THE EPOCH TIMES

北京の幼稚園児虐待事件、性的暴行もあったか、運営側は軍・政府高官とつながり

2017年11月27日 11時15分

 中国北京市の私立幼稚園、紅黄藍幼稚園でこのほど園児への虐待問題が発覚した後、24日、新たな事実が浮かび上がった。保護者らは、園児たちが集団わいせつ行為と性的暴行を受けていたと訴える。また、同幼稚園の運営会社は人民解放軍とつながりがあるほか、同社の筆頭株主は孟建柱・前党中央政治局委員の親族だとの情報も流れている。衝撃的な事件で社会的関心が高いにもかかわらず、中国当局は現在、同事件についてネットの報道規制に乗り出している。

 中国国内では、同市朝陽区にある紅黄藍幼稚園で、園児たちに針で刺された痕が見つかり、成分不明の薬を飲まされたとの虐待事件が報道された。インターネット上では、被害者の親とみられるユーザーが相次いで被害状況に関して投稿した。
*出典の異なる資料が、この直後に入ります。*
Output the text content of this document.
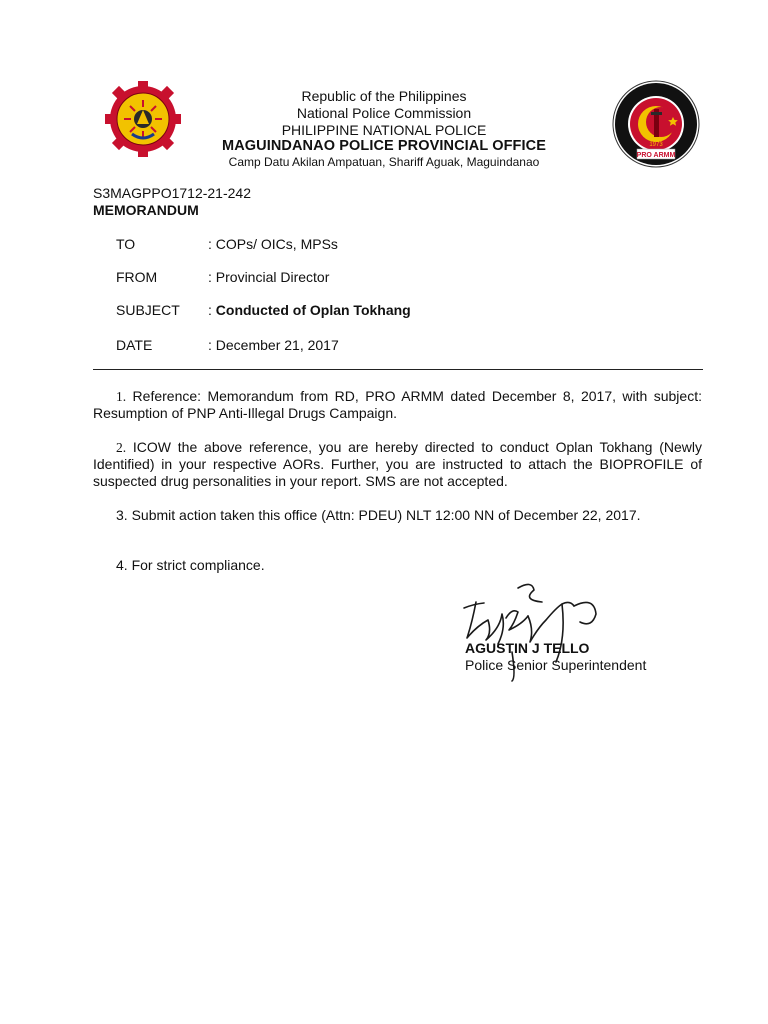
PRO ARMM
1973
Republic of the Philippines
National Police Commission
PHILIPPINE NATIONAL POLICE
MAGUINDANAO POLICE PROVINCIAL OFFICE
Camp Datu Akilan Ampatuan, Shariff Aguak, Maguindanao
S3MAGPPO1712-21-242
MEMORANDUM
TO	: COPs/ OICs, MPSs
FROM	: Provincial Director
SUBJECT : Conducted of Oplan Tokhang
DATE	: December 21, 2017
1. Reference: Memorandum from RD, PRO ARMM dated December 8, 2017, with subject: Resumption of PNP Anti-Illegal Drugs Campaign.
2. ICOW the above reference, you are hereby directed to conduct Oplan Tokhang (Newly Identified) in your respective AORs. Further, you are instructed to attach the BIOPROFILE of suspected drug personalities in your report. SMS are not accepted.
3. Submit action taken this office (Attn: PDEU) NLT 12:00 NN of December 22, 2017.
4. For strict compliance.
AGUSTIN J TELLO
Police Senior Superintendent
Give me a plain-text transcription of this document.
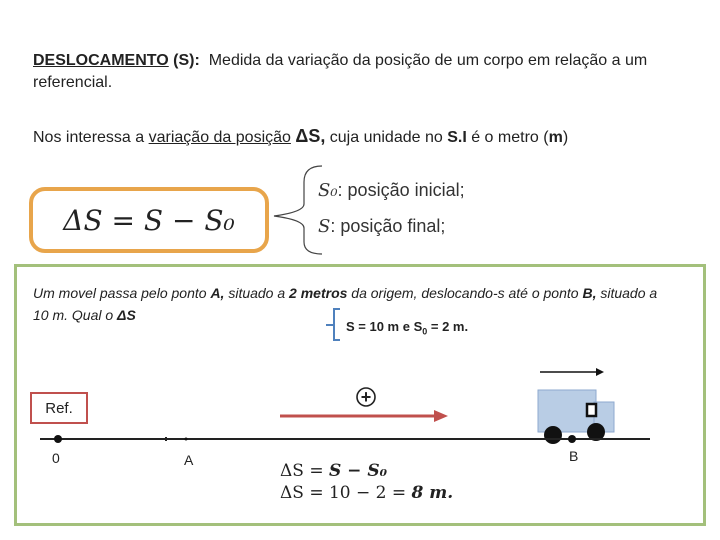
DESLOCAMENTO (S): Medida da variação da posição de um corpo em relação a um referencial.
Nos interessa a variação da posição ΔS, cuja unidade no S.I é o metro (m)
ΔS = S − S₀
S₀: posição inicial;
S: posição final;
Um movel passa pelo ponto A, situado a 2 metros da origem, deslocando-s até o ponto B, situado a 10 m. Qual o ΔS
S = 10 m e $S_0 = 2$ m.
+
Ref.
0	A	B
ΔS = S − S₀
ΔS = 10 − 2 = 8 m.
 中には、「2、3歳の園児らが茶色の薬物を注射され、男らからわいせつ行為を受けていた」「女の子の下半身が赤く腫れあがっていた」「男の子の肛門が裂けて血が流れていた」「子供たちは、男らが他の子に対して性的暴行を加えている場面を全部見せられていた。うちの子はこれが普通の授業だと思い込んでいる」「子供が天真爛漫に、わいせつの場面を真似しながら話してくれた」、と園児たちが性的暴行を受けたと訴える衝撃的な投稿があった。

 紅黄藍幼稚園と軍とのつながり 

 公開情報によると、同幼稚園の運営会社である北京紅黄藍児童教育科技発展有限公司(以下、RYBエデュケーション)は1998年に創立。創業者は曹赤民氏と史燕来氏。曹氏は中国人民解放軍ロケット部隊の元幹部だ。問題が起きた幼稚園の女性園長の夫は北京軍区の主要衛戍師団の要職を務めた。

 同社は中国の中間層や富裕層向けの幼稚園を経営しているほか、軍人親族だけが利用できる幼稚園も開設している。

 被害園児の親は、園長とその夫が軍関係者と共謀して、1年前から園児たちに集団で性的暴行を加えていると主張している。

 大株主は政府高官の親族か

 今年9月に、RYBエデュケーションは米株式市場に上場した。虐待事件発覚前、同社株式の時価総額は7億6600万ドル(約858億円)だった。発覚後の25日、米株市場で同社株価終値は前日比36%急落した。

 しかし、同社の会社情報によると、創業者の曹氏と史氏は筆頭株主ではない。両氏が保有する株式はそれぞれ23.6%と13.5%。筆頭株主のアセンデント・レインボー(Asendent Rainbow)社は30.1%株式を保有。

 アセンデント・レインボー社は英領ケイマン諸島で設立した中国系投資企業だ。親会社は、香港に本社を置く私募ファンド投資会社、アセンデント・キャピタル・パートナーズ・アジア(上達資本)。

 中国国内インターネット上では、アセンデント・キャピタル・パートナーズ・アジアの創業者の孟亮氏は、孟建柱氏の息子、又は甥だとの情報があった。

 孟建柱氏は、中国共産党の治安・司法部門トップの中央政法委員会書記を務めていた。10月に開催された党大会で、共産党の重要政策を確認する重要機関・中央委員会のメンバーに選出されず、中央政法委員会書記の職を退き、失脚を取りざたされている。

 孟亮氏は現在、RYBエデュケーションの取締役を務めている。

 RYBエデュケーションのウェブサイトでは、昨年11月末、孟建柱氏は海南省党委員会副書記などの高官とともに、紅黄藍海南国際幼稚園を視察した、との紹介記事を掲載している。同社が、閣僚級高官の孟氏と近い関係にあったことが浮き彫りになった。